Unfortunately, the board is best known as the current vehicle for the false claim that Obama’s health care plan would create “death panels,” which spread widely after Sarah Palin’s August 2009 Facebook post coining the term. As a result, journalists face a conundrum. The pervasiveness of the myth is part of the reason the partisan dispute over IPAB appointments is now newsworthy–but as I warned back in January, credulous coverage has the potential to reinforce the misperception.
The Associated Press story about the Boehner/McConnell letter, written by Jim Abrams, is a case in point. In his fourth paragraph, Abrams references “death panels” without providing a clear statement to readers that Palin’s claim is unsupported; instead, he portrays the myth as a partisan dispute about the meaning of the law:
The health care law explicitly forbids the board from rationing care, shifting costs to seniors or cutting their benefits, but Republicans have insisted that it will be a vehicle to deny care to seniors. Former GOP vice presidential candidate Sarah Palin referred to “death panels” that would allow the government to withhold life-saving care from the elderly while campaigning in 2008.
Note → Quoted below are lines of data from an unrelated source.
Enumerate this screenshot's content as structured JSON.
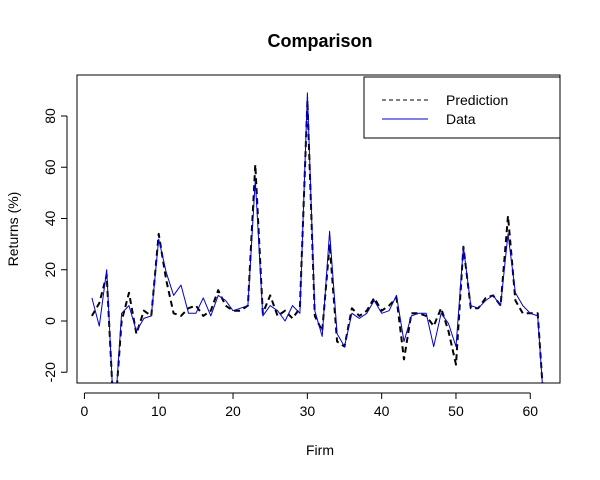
{
  "chart_data": {
    "type": "line",
    "title": "Comparison",
    "xlabel": "Firm",
    "ylabel": "Returns (%)",
    "xlim": [
      -1,
      64
    ],
    "ylim": [
      -24.2,
      96
    ],
    "x_ticks": [
      0,
      10,
      20,
      30,
      40,
      50,
      60
    ],
    "y_ticks": [
      -20,
      0,
      20,
      40,
      60,
      80
    ],
    "x_tick_labels": [
      "0",
      "10",
      "20",
      "30",
      "40",
      "50",
      "60"
    ],
    "y_tick_labels": [
      "-20",
      "0",
      "20",
      "40",
      "60",
      "80"
    ],
    "legend_position": "top-right",
    "grid": false,
    "x": [
      1,
      2,
      3,
      4,
      5,
      6,
      7,
      8,
      9,
      10,
      11,
      12,
      13,
      14,
      15,
      16,
      17,
      18,
      19,
      20,
      21,
      22,
      23,
      24,
      25,
      26,
      27,
      28,
      29,
      30,
      31,
      32,
      33,
      34,
      35,
      36,
      37,
      38,
      39,
      40,
      41,
      42,
      43,
      44,
      45,
      46,
      47,
      48,
      49,
      50,
      51,
      52,
      53,
      54,
      55,
      56,
      57,
      58,
      59,
      60,
      61,
      62
    ],
    "series": [
      {
        "name": "Prediction",
        "color": "#000000",
        "style": "dashed",
        "values": [
          2,
          7,
          18,
          -40,
          0,
          11,
          -5,
          4,
          2,
          34,
          16,
          3,
          2,
          5,
          6,
          2,
          4,
          12,
          6,
          4,
          4,
          6,
          61,
          3,
          10,
          2,
          4,
          1,
          5,
          86,
          2,
          -4,
          30,
          -8,
          -10,
          5,
          2,
          4,
          9,
          4,
          6,
          9,
          -15,
          3,
          3,
          2,
          -2,
          5,
          -4,
          -17,
          29,
          5,
          5,
          9,
          10,
          6,
          41,
          8,
          3,
          3,
          3,
          -40
        ]
      },
      {
        "name": "Data",
        "color": "#0000cc",
        "style": "solid",
        "values": [
          9,
          -2,
          20,
          -40,
          3,
          6,
          -4,
          1,
          2,
          32,
          19,
          10,
          14,
          3,
          3,
          9,
          2,
          10,
          8,
          4,
          5,
          6,
          55,
          2,
          6,
          4,
          0,
          6,
          3,
          89,
          4,
          -6,
          35,
          -5,
          -10,
          3,
          1,
          3,
          8,
          3,
          4,
          10,
          -8,
          2,
          3,
          3,
          -10,
          3,
          -1,
          -10,
          29,
          6,
          5,
          8,
          10,
          6,
          34,
          11,
          6,
          3,
          2,
          -40
        ]
      }
    ]
  }
}
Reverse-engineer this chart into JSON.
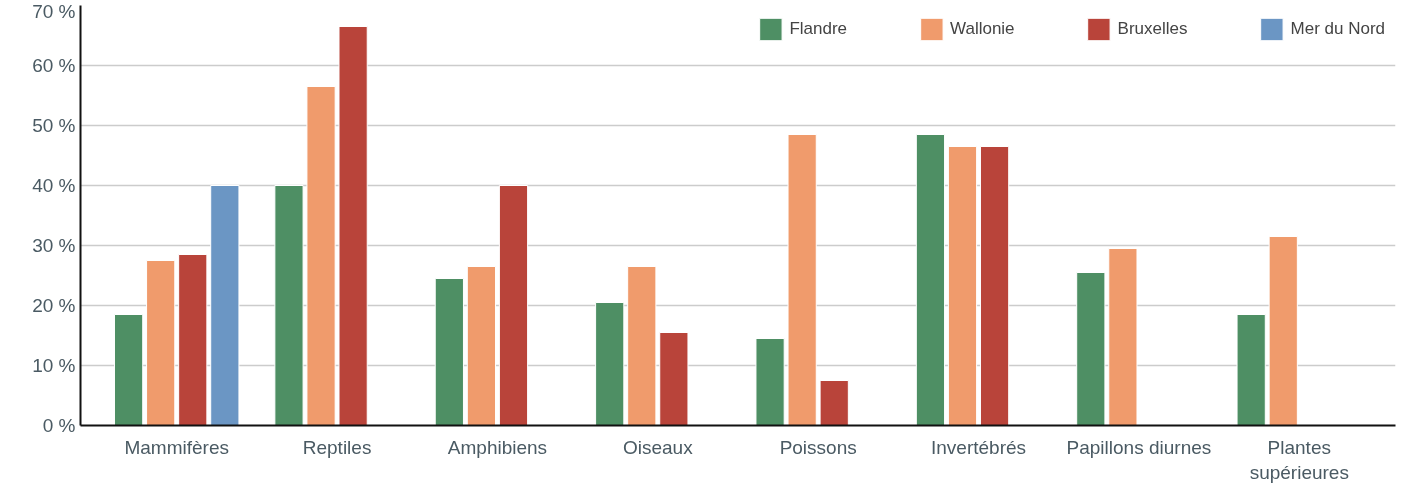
{
  "chart_data": {
    "type": "bar",
    "categories": [
      "Mammifères",
      "Reptiles",
      "Amphibiens",
      "Oiseaux",
      "Poissons",
      "Invertébrés",
      "Papillons diurnes",
      "Plantes supérieures"
    ],
    "series": [
      {
        "name": "Flandre",
        "color": "#4e8f64",
        "values": [
          18.5,
          40,
          24.5,
          20.5,
          14.5,
          48.5,
          25.5,
          18.5
        ]
      },
      {
        "name": "Wallonie",
        "color": "#f09b6c",
        "values": [
          27.5,
          56.5,
          26.5,
          26.5,
          48.5,
          46.5,
          29.5,
          31.5
        ]
      },
      {
        "name": "Bruxelles",
        "color": "#b9443a",
        "values": [
          28.5,
          66.5,
          40,
          15.5,
          7.5,
          46.5,
          null,
          null
        ]
      },
      {
        "name": "Mer du Nord",
        "color": "#6b96c4",
        "values": [
          40,
          null,
          null,
          null,
          null,
          null,
          null,
          null
        ]
      }
    ],
    "ylim": [
      0,
      70
    ],
    "yticks": [
      {
        "value": 0,
        "label": "0 %"
      },
      {
        "value": 10,
        "label": "10 %"
      },
      {
        "value": 20,
        "label": "20 %"
      },
      {
        "value": 30,
        "label": "30 %"
      },
      {
        "value": 40,
        "label": "40 %"
      },
      {
        "value": 50,
        "label": "50 %"
      },
      {
        "value": 60,
        "label": "60 %"
      },
      {
        "value": 70,
        "label": "70 %"
      }
    ],
    "grid": "y",
    "legend": "top right"
  }
}
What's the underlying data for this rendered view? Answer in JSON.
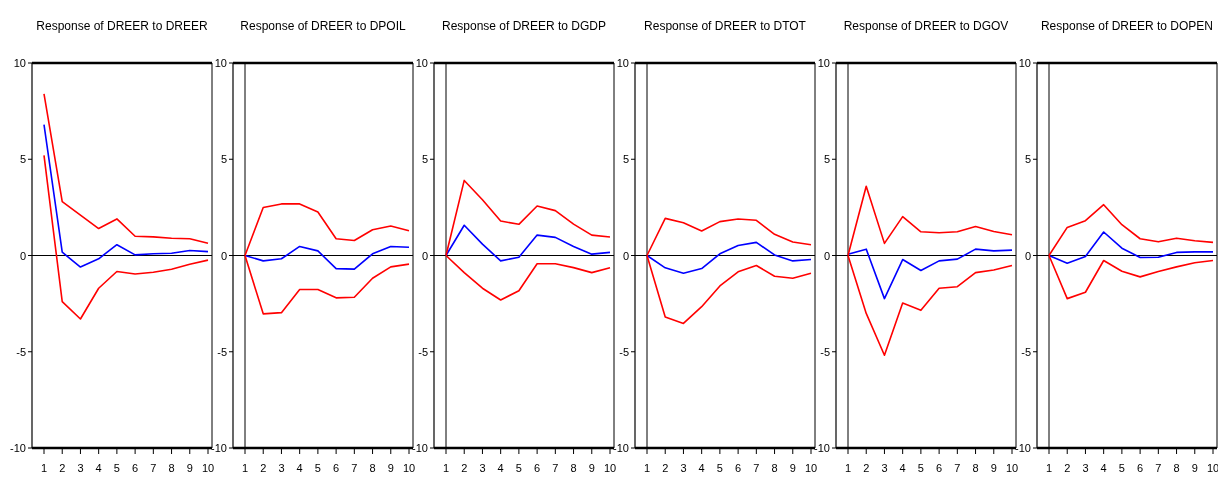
{
  "chart_data": [
    {
      "type": "line",
      "title": "Response of DREER to DREER",
      "categories": [
        "1",
        "2",
        "3",
        "4",
        "5",
        "6",
        "7",
        "8",
        "9",
        "10"
      ],
      "ylim": [
        -10,
        10
      ],
      "yticks": [
        -10,
        -5,
        0,
        5,
        10
      ],
      "grid": false,
      "ref_lines": [
        {
          "axis": "y",
          "value": 0
        }
      ],
      "series": [
        {
          "color": "#0000ff",
          "values": [
            6.8,
            0.17,
            -0.6,
            -0.17,
            0.56,
            0.03,
            0.09,
            0.12,
            0.26,
            0.2
          ]
        },
        {
          "color": "#ff0000",
          "values": [
            8.4,
            2.8,
            2.1,
            1.4,
            1.9,
            1.0,
            0.97,
            0.9,
            0.87,
            0.64
          ]
        },
        {
          "color": "#ff0000",
          "values": [
            5.2,
            -2.4,
            -3.3,
            -1.7,
            -0.83,
            -0.96,
            -0.87,
            -0.71,
            -0.45,
            -0.24
          ]
        }
      ]
    },
    {
      "type": "line",
      "title": "Response of DREER to DPOIL",
      "categories": [
        "1",
        "2",
        "3",
        "4",
        "5",
        "6",
        "7",
        "8",
        "9",
        "10"
      ],
      "ylim": [
        -10,
        10
      ],
      "yticks": [
        -10,
        -5,
        0,
        5,
        10
      ],
      "grid": false,
      "ref_lines": [
        {
          "axis": "y",
          "value": 0
        },
        {
          "axis": "x",
          "value": "1"
        }
      ],
      "series": [
        {
          "color": "#0000ff",
          "values": [
            0,
            -0.28,
            -0.17,
            0.47,
            0.24,
            -0.68,
            -0.71,
            0.09,
            0.47,
            0.43
          ]
        },
        {
          "color": "#ff0000",
          "values": [
            0,
            2.49,
            2.68,
            2.68,
            2.26,
            0.87,
            0.78,
            1.34,
            1.53,
            1.29
          ]
        },
        {
          "color": "#ff0000",
          "values": [
            0,
            -3.03,
            -2.97,
            -1.77,
            -1.77,
            -2.2,
            -2.17,
            -1.18,
            -0.59,
            -0.45
          ]
        }
      ]
    },
    {
      "type": "line",
      "title": "Response of DREER to DGDP",
      "categories": [
        "1",
        "2",
        "3",
        "4",
        "5",
        "6",
        "7",
        "8",
        "9",
        "10"
      ],
      "ylim": [
        -10,
        10
      ],
      "yticks": [
        -10,
        -5,
        0,
        5,
        10
      ],
      "grid": false,
      "ref_lines": [
        {
          "axis": "y",
          "value": 0
        },
        {
          "axis": "x",
          "value": "1"
        }
      ],
      "series": [
        {
          "color": "#0000ff",
          "values": [
            0,
            1.57,
            0.59,
            -0.28,
            -0.09,
            1.06,
            0.94,
            0.47,
            0.07,
            0.16
          ]
        },
        {
          "color": "#ff0000",
          "values": [
            0,
            3.9,
            2.9,
            1.79,
            1.62,
            2.57,
            2.33,
            1.63,
            1.06,
            0.96
          ]
        },
        {
          "color": "#ff0000",
          "values": [
            0,
            -0.89,
            -1.7,
            -2.31,
            -1.83,
            -0.43,
            -0.43,
            -0.63,
            -0.89,
            -0.64
          ]
        }
      ]
    },
    {
      "type": "line",
      "title": "Response of DREER to DTOT",
      "categories": [
        "1",
        "2",
        "3",
        "4",
        "5",
        "6",
        "7",
        "8",
        "9",
        "10"
      ],
      "ylim": [
        -10,
        10
      ],
      "yticks": [
        -10,
        -5,
        0,
        5,
        10
      ],
      "grid": false,
      "ref_lines": [
        {
          "axis": "y",
          "value": 0
        },
        {
          "axis": "x",
          "value": "1"
        }
      ],
      "series": [
        {
          "color": "#0000ff",
          "values": [
            0,
            -0.64,
            -0.92,
            -0.68,
            0.09,
            0.52,
            0.68,
            0.03,
            -0.28,
            -0.21
          ]
        },
        {
          "color": "#ff0000",
          "values": [
            0,
            1.93,
            1.7,
            1.27,
            1.76,
            1.9,
            1.83,
            1.1,
            0.7,
            0.56
          ]
        },
        {
          "color": "#ff0000",
          "values": [
            0,
            -3.2,
            -3.53,
            -2.66,
            -1.58,
            -0.85,
            -0.52,
            -1.08,
            -1.18,
            -0.92
          ]
        }
      ]
    },
    {
      "type": "line",
      "title": "Response of DREER to DGOV",
      "categories": [
        "1",
        "2",
        "3",
        "4",
        "5",
        "6",
        "7",
        "8",
        "9",
        "10"
      ],
      "ylim": [
        -10,
        10
      ],
      "yticks": [
        -10,
        -5,
        0,
        5,
        10
      ],
      "grid": false,
      "ref_lines": [
        {
          "axis": "y",
          "value": 0
        },
        {
          "axis": "x",
          "value": "1"
        }
      ],
      "series": [
        {
          "color": "#0000ff",
          "values": [
            0.07,
            0.33,
            -2.24,
            -0.21,
            -0.78,
            -0.28,
            -0.19,
            0.33,
            0.24,
            0.28
          ]
        },
        {
          "color": "#ff0000",
          "values": [
            0,
            3.6,
            0.63,
            2.02,
            1.23,
            1.18,
            1.23,
            1.51,
            1.25,
            1.08
          ]
        },
        {
          "color": "#ff0000",
          "values": [
            0,
            -3.01,
            -5.18,
            -2.47,
            -2.85,
            -1.7,
            -1.62,
            -0.89,
            -0.75,
            -0.52
          ]
        }
      ]
    },
    {
      "type": "line",
      "title": "Response of DREER to DOPEN",
      "categories": [
        "1",
        "2",
        "3",
        "4",
        "5",
        "6",
        "7",
        "8",
        "9",
        "10"
      ],
      "ylim": [
        -10,
        10
      ],
      "yticks": [
        -10,
        -5,
        0,
        5,
        10
      ],
      "grid": false,
      "ref_lines": [
        {
          "axis": "y",
          "value": 0
        },
        {
          "axis": "x",
          "value": "1"
        }
      ],
      "series": [
        {
          "color": "#0000ff",
          "values": [
            0,
            -0.4,
            -0.05,
            1.22,
            0.38,
            -0.1,
            -0.09,
            0.16,
            0.19,
            0.19
          ]
        },
        {
          "color": "#ff0000",
          "values": [
            0,
            1.46,
            1.81,
            2.64,
            1.6,
            0.87,
            0.71,
            0.9,
            0.77,
            0.68
          ]
        },
        {
          "color": "#ff0000",
          "values": [
            0,
            -2.24,
            -1.91,
            -0.26,
            -0.82,
            -1.11,
            -0.83,
            -0.59,
            -0.38,
            -0.26
          ]
        }
      ]
    }
  ]
}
The term was also featured prominently in the lede of reports on FoxNews.com and Business Insider.
Other reporters were more cautious, however. Writing on Healthwatch, The Hill‘s healthcare blog, Sam Baker clarified for readers that IPAB is “a controversial panel designed to slow the growth of Medicare spending” but omitted the term “death panels” entirely for his report.
Alternatively, Reuters correspondent David Morgan provided a model for journalists who wish to acknowledge the existence of the myth while also characterizing the weight of the evidence against it. The final paragraph of his initial story included this disclaimer (a later version did not discuss “death panels”):
Opponents regularly mischaracterized IPAB as a “death panel” that would make end-of-life decisions for Medicare beneficiaries, a myth believed by 40 percent of the American public, according to a recent Kaiser Family Foundation survey.
It’s important for journalists to adopt best practices in reporting on myths like “death panels” rather than backsliding into the “he said,” “she said” style-reporting that was frequently observed during the initial “death panels” controversy. Though IPAB’s cost-cutting process has been delayed for at least a year, the demagoguery surrounding health care cost reduction strategies isn’t likely to go away any time soon.